Когда она рассказывала мне об этом, в глазах ее появились жалость и нежность. «Бедный мой малыш, — говорила она. — Ему была предписана голодная диета, и он все время хотел есть. Как-то раз он увидел кусочки чего-то белого на полу столовой, нагнулся, смочил языком указательный палец, поднял их и сунул в рот. Он решил, что это крошки печенья, и, когда обнаружил, что это всего лишь кусочки извести, отвалившиеся от побелки, горько расплакался. У меня сердце разрывалось».
Она мечтала перенестись вместе с сыном через моря и сушу в свой родной дом, в просторные комнаты своего детства. Но раз уж это было невозможно, она выбрала дом на холме, с видом на море, овеваемый свежим ветром океанских просторов и недоступный зловонию человеческих обиталищ. Эндрю надо было всего только чуть дольше добираться до места службы.
Дом, в котором они поселились, был каменный, в один этаж, с большой террасой; он стоял на скале, обрывавшейся к глубоким, прозрачным голубым водам и набегающим пенистым волнам. Вместе с песчаным садиком его огораживала стена, оберегавшая детей от опасности, но не настолько высокая, чтобы помешать Керри опереться на нее и глядеть вдаль, отдаваясь грезам о любимых берегах за десять тысяч миль отсюда.

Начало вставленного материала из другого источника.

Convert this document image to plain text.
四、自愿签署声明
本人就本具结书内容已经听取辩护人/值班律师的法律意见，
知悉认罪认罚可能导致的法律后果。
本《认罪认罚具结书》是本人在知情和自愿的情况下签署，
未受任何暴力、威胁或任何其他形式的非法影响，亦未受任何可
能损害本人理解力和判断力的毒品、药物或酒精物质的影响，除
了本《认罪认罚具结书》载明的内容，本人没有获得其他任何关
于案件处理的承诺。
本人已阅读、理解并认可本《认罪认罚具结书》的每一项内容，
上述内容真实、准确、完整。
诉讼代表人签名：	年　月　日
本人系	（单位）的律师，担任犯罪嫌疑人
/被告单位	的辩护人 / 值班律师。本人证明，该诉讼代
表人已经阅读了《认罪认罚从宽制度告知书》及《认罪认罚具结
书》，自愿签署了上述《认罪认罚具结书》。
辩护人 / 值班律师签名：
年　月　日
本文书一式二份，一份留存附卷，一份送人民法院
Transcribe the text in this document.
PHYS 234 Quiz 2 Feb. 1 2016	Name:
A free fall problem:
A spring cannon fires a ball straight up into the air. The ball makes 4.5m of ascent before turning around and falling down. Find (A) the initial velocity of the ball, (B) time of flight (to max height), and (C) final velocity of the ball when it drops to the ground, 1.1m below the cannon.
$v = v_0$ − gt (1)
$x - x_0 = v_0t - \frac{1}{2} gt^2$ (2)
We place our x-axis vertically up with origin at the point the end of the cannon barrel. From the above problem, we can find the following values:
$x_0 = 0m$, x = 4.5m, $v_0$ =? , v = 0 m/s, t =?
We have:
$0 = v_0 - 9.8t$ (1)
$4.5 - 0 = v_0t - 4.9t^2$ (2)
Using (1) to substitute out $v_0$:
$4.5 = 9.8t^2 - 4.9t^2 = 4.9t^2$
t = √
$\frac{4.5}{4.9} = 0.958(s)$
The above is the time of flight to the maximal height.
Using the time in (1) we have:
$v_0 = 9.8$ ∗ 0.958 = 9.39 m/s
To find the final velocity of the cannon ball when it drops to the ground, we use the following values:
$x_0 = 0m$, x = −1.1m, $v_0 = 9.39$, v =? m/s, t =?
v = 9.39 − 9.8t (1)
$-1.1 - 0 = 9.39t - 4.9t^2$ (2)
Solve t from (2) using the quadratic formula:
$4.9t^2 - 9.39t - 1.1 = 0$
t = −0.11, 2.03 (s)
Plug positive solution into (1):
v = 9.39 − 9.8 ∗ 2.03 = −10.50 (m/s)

С этой поры она посвятила себя спасению собственной жизни. Эндрю не сознавал, насколько она плоха, но она отлично понимала, что боль в боку, постоянный сухой кашель, слабость и лихорадка, не оставлявшие ее ни на день, предвещают недоброе. Она попросила вынести ее кровать на террасу и поставить на кирпичи, чтоб стена не закрывала от нее море и небо.
Справа от нее вздымали свои широкие голые плечи рыжеватые горы, но китайский город, лежавший у их подножия, не был виден. Она этого и хотела. Ей, чтобы не умереть, надо было забыть людные улицы, нищих слепцов и все те печали и беды, которые рвали ей сердце; ей не под силу было всерьез с этим справиться. Но даже здесь, вдали от этого грустного зрелища, она все же не могла выбросить всего этого из головы.